No sé hacia dónde voy ni de dónde vengo. Solo sé que voy, que después de un paso viene otro y que, así, sin saber el camino, voy hacia adelante.
O quizás he perdido el norte y estoy volviendo a recorrer lo ya andado. Puede que esté caminando en círculos y aún no lo sepa, por muchas veces que me haya topado ya con el mismo árbol y con la misma piedra.
Esa piedra. Que alguien la aleje del camino antes de que vuelva a tropezar. Lo haría yo, pero me tiemblan las piernas cada vez que me acerco.
Iba a algún sitio, ¿pero a dónde?
Me he perdido.
En este camino faltan señales luminosas que alumbren la dirección a olvidarte. O a encontrarme. Tanto me da porque, al fin y al cabo, ambas direcciones desembocan en el mismo río.
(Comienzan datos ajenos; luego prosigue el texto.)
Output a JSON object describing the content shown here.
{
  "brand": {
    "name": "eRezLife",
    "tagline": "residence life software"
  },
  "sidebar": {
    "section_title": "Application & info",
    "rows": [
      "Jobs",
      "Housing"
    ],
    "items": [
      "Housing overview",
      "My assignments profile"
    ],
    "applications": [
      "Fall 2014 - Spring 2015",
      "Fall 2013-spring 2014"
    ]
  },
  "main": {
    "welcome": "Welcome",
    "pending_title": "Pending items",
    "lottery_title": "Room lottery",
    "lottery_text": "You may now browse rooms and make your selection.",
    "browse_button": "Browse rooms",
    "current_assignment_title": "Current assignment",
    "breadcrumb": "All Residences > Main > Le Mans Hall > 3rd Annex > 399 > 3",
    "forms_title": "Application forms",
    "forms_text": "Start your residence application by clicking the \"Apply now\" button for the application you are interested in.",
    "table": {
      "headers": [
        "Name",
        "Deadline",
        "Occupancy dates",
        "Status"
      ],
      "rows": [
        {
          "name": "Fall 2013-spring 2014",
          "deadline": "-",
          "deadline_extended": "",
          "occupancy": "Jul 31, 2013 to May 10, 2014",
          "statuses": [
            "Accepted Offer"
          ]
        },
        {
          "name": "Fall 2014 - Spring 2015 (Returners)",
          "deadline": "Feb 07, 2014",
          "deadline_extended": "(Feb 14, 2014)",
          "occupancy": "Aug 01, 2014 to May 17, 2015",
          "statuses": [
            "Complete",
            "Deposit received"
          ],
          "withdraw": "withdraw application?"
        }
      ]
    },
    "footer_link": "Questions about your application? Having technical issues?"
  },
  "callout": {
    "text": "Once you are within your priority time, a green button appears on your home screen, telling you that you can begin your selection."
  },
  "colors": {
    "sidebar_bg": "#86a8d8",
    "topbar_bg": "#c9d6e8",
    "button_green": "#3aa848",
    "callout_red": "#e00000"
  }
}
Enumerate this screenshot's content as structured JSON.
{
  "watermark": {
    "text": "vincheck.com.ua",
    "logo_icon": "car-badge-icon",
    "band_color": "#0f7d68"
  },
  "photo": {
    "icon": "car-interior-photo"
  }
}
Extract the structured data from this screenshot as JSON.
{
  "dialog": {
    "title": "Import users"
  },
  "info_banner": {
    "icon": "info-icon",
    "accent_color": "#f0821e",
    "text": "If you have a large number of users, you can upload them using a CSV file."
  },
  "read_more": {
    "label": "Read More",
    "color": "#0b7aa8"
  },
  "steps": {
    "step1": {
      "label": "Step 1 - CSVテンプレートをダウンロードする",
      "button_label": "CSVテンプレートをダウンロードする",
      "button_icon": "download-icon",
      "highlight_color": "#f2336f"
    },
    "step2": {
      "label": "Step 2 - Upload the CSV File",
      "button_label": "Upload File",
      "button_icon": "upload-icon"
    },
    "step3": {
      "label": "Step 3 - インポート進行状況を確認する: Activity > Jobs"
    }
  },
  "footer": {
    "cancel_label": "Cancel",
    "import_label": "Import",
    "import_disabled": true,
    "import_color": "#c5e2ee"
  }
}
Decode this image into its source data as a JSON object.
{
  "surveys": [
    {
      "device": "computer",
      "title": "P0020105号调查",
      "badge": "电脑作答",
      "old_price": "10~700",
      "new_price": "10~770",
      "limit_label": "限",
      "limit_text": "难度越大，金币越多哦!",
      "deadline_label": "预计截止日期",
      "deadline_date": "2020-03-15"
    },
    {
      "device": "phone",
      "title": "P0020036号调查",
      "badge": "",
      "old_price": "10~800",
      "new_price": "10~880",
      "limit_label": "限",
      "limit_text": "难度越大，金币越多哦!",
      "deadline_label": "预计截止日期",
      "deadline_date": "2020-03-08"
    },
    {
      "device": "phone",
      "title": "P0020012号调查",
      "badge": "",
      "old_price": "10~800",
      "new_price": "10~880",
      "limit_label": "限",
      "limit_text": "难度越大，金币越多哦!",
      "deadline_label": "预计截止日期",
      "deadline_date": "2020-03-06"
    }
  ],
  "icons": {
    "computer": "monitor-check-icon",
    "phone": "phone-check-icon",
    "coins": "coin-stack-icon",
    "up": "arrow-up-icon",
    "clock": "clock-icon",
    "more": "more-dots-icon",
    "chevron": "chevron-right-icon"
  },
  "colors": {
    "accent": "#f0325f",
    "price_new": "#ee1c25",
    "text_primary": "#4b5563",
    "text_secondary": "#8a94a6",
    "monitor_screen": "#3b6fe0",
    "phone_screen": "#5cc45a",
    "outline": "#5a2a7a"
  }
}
Un río, eso es. Estoy buscando un río.
Recuerdo que quería flotar a la deriva como un barco de papel mojado y arrugado, como yo. Quería llegar al mar.
El mar, sí. Lo recuerdo.
Pero necesito un radar, un radar que avise con señales acústicas cuando vaya a llegar la tormenta. Pero que avise tres meses antes, para ir preparándome.
Pero no hay radar.
Ni señales acústicas.
Ni carteles luminosos.
Ni nadie que aparte la piedra del camino.